WOKK fires popular morning DJ
Published 12:34 am Wednesday, June 7, 2006
Scotty Ray Boyd, one-half of the morning drive-time lineup at WOKK 97.1 FM radio, was fired Tuesday morning — after 17 years on the air at the country music station.
WOKK is owned by New South Communications Inc., which operates stations in Meridian, Jackson and Monroe, La.
Bob Holladay, president of New South, lives in Monroe. He was in Meridian on Tuesday, and confirmed that he fired Boyd, but declined to discuss the reasons because it was a personnel matter.
Boyd said Holladay did not state a reason for firing him, but he has no plans to leave the area: “I’m from here, I’ve lived here all my life and I’m not going anywhere.”
Scotty Ray Boyd and his wife, Angie, have two children — 12-year-old Dylan Ray and 8-year-old Madison. The family lives in Scooba.
Boyd said he started working part-time on weekends at the station in 1989. Beginning in 1993, he manned the midnight to 6 a.m. on-air shift, eventually working his way up to the afternoons. When longtime radio personality Earl Aycock had a heart attack in the mid-1990s, Boyd said, he moved to the morning drive-time lineup and has been there ever since.

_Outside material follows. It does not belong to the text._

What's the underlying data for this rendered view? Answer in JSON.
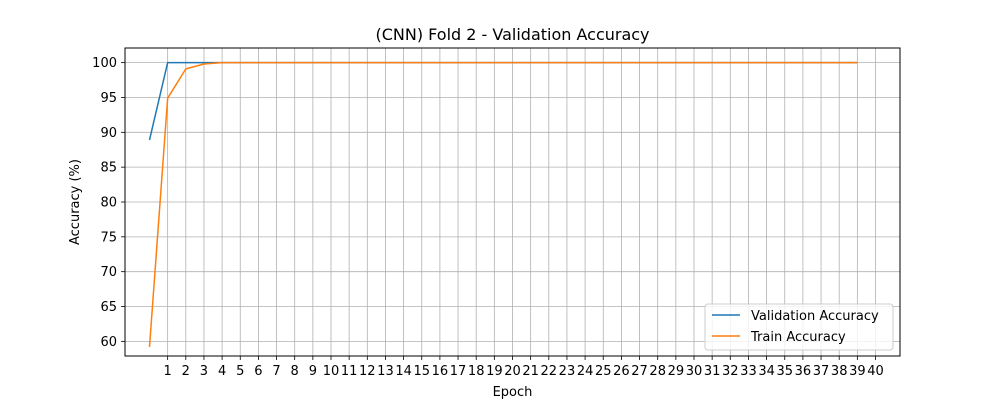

Debbie Alexander, co-host of the “Scotty Ray and Debbie Show,” which airs from 6 a.m. to 9 a.m., was called into a meeting at the station Tuesday afternoon but was not fired.
In February, Boyd, Alexander and Jason Phillips, a former WOKK salesperson, filed a lawsuit against New South Communications and its former officer Eddie Holladay in Lauderdale County Circuit Court.
In the lawsuit, Boyd asserts that Eddie Holladay sexually harassed him for a number of years. Phillips, who worked at WOKK for two years, also claims he was sexually harassed, leading to his resignation in December. Alexander asserts that Eddie Holladay intimidated her, and threatened to fire her, when she attempted to defend Boyd.
Eddie Holladay said Tuesday night that he couldn’t comment on either Boyd’s termination or the lawsuit: “I haven’t been in the building for four months. I’m not an officer of New South Communications. I retired at the first of the year.”
Attorney Gary Friedman of Jackson represents New South and Eddie Holladay; he could not be reached for comment on Tuesday.
Nobody associated with the events asserts a cause-and-effect relationship between the lawsuit, which represents only side in a legal dispute, and Boyd’s termination.
The plaintiffs — Boyd, Alexander and Phillips — are represented by Tupelo attorney Jim Waide.
Waide said he will be amending the complaint filed in circuit court to add Boyd’s termination to his list of grievances against New South.
A similar complaint, Waide said, has been filed with the Equal Employment Opportunity Commission. The case could be moved to U.S. District Court in Jackson, a federal court, if the EEOC issues a “right to sue” letter — although Waide said he has no plans to make such a request.